Brakes are courtesy of carbon ceramic discs; 420 mm to the front and 410 mm at the rear which means, along with Porsche’s refined ability to master brake feel, stopping shouldn’t be a problem. And neither should handling, for that is courtesy of Porsche Active Suspension Management, providing that subtle combination of comfort and prodigious grip that is born of experience, competence, a love of driving, and intrinsic knowledge of the wants and needs of the sporting driver.

Defining the future

Did Porsche need to make the performance of the Taycan this quick and powerful to prove that it is really a Porsche? Maybe not, but hey I don’t mind, do you?

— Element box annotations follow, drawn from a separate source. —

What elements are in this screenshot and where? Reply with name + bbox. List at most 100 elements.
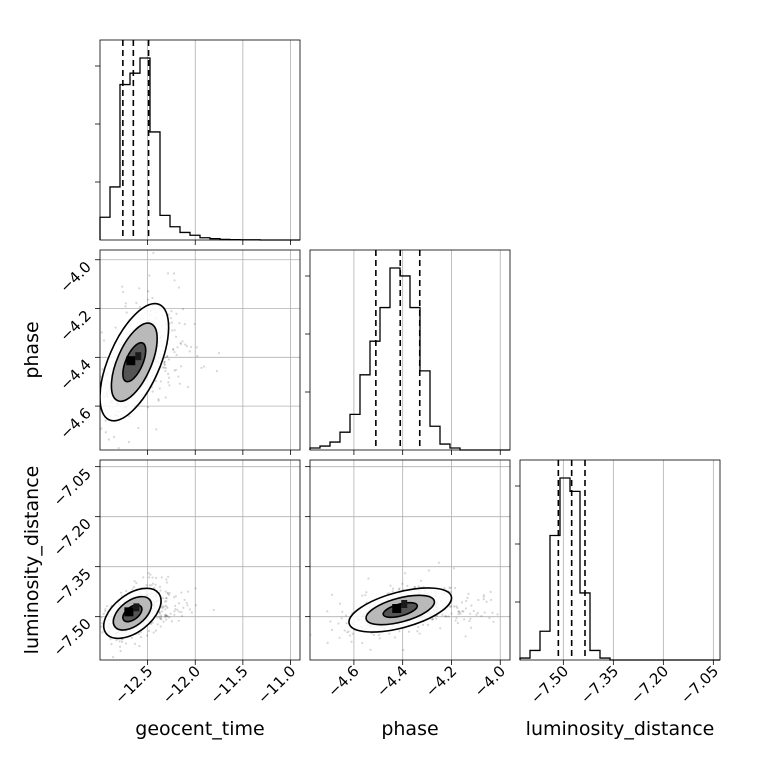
data-point (485, 600, 488, 603)
data-point (338, 602, 342, 605)
data-point (169, 612, 172, 615)
x-tick-label: −7.20 (627, 662, 672, 707)
data-point (372, 633, 376, 637)
data-point (361, 594, 364, 597)
data-point (417, 626, 420, 629)
data-point (175, 312, 178, 315)
data-point (489, 590, 492, 593)
y-tick-label: −7.35 (50, 565, 95, 610)
y-axis-label-luminosity_distance: luminosity_distance (21, 466, 43, 655)
data-point (202, 365, 206, 368)
data-point (151, 621, 154, 624)
data-point (407, 630, 411, 633)
data-point (173, 613, 176, 617)
data-point (180, 591, 183, 594)
data-point (330, 628, 334, 631)
data-point (482, 594, 486, 597)
data-point (347, 630, 350, 633)
data-point (468, 619, 471, 623)
data-point (157, 399, 160, 402)
data-point (185, 345, 188, 348)
data-point (350, 640, 353, 643)
data-point (118, 645, 122, 648)
data-point (200, 366, 203, 370)
data-point (93, 353, 95, 355)
data-point (348, 634, 352, 637)
hist-phase-frame (309, 249, 511, 451)
data-point (418, 632, 421, 635)
data-point (106, 605, 109, 608)
data-point (101, 631, 104, 634)
data-point (159, 614, 163, 617)
x-tick-label: −7.35 (577, 662, 622, 707)
data-point (155, 576, 158, 579)
data-point (196, 355, 199, 358)
data-point (398, 588, 401, 591)
data-point (417, 585, 420, 588)
data-point (462, 610, 465, 613)
data-point (120, 591, 123, 594)
data-point (427, 623, 430, 626)
data-point (84, 440, 86, 442)
data-point (148, 274, 151, 277)
data-point (167, 575, 170, 578)
data-point (413, 586, 417, 589)
data-point (454, 586, 457, 590)
data-point (100, 331, 103, 334)
data-point (104, 431, 107, 434)
y-tick-label: −4.4 (56, 355, 94, 393)
data-point (496, 613, 499, 616)
data-point (470, 604, 473, 607)
data-point (174, 335, 178, 338)
data-point (100, 625, 103, 628)
data-point (154, 629, 158, 632)
data-point (413, 586, 416, 589)
data-point (163, 360, 166, 363)
data-point (163, 366, 166, 369)
data-point (212, 608, 215, 612)
data-point (167, 372, 170, 375)
data-point (457, 612, 460, 616)
data-point (398, 630, 401, 633)
data-point (154, 379, 157, 383)
data-point (166, 355, 169, 358)
x-axis-label-phase: phase (381, 718, 438, 740)
data-point (156, 623, 159, 626)
density-core (401, 600, 408, 608)
data-point (173, 369, 176, 372)
data-point (176, 608, 179, 611)
data-point (458, 611, 461, 614)
data-point (477, 598, 480, 602)
data-point (469, 617, 472, 620)
data-point (151, 576, 154, 579)
data-point (128, 415, 131, 418)
data-point (161, 366, 165, 369)
data-point (297, 631, 299, 633)
data-point (302, 600, 304, 602)
data-point (164, 608, 167, 611)
data-point (150, 584, 153, 587)
data-point (138, 645, 141, 648)
data-point (146, 298, 150, 301)
data-point (173, 279, 176, 282)
data-point (326, 610, 329, 613)
data-point (121, 285, 124, 288)
data-point (365, 591, 368, 594)
data-point (149, 573, 152, 576)
data-point (178, 382, 181, 385)
y-tick-label: −4.6 (56, 404, 94, 442)
data-point (160, 610, 164, 613)
data-point (464, 635, 467, 638)
data-point (345, 622, 348, 625)
data-point (369, 648, 372, 651)
data-point (137, 632, 140, 635)
data-point (154, 583, 157, 586)
data-point (100, 375, 102, 378)
data-point (476, 611, 479, 614)
data-point (188, 350, 191, 353)
data-point (182, 606, 185, 609)
data-point (166, 355, 169, 358)
data-point (155, 428, 158, 431)
data-point (110, 642, 113, 646)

The more I write about this car, the more convinced I am that it is defining the performance road car of the future. OK, so it does it in relative silence bar road noise, and maybe us petrol heads will at heart miss the audible music of a tuned exhaust note… and if you miss changing gears and the purity of a well sorted chassis powered by a combustion engine, you will of course have another toy discretely locked away in the garage with which to play when no one is looking. In the meanwhile, living in the 21st century won’t prevent a smile and a grin every time you accelerate away from home in the Porsche Taycan.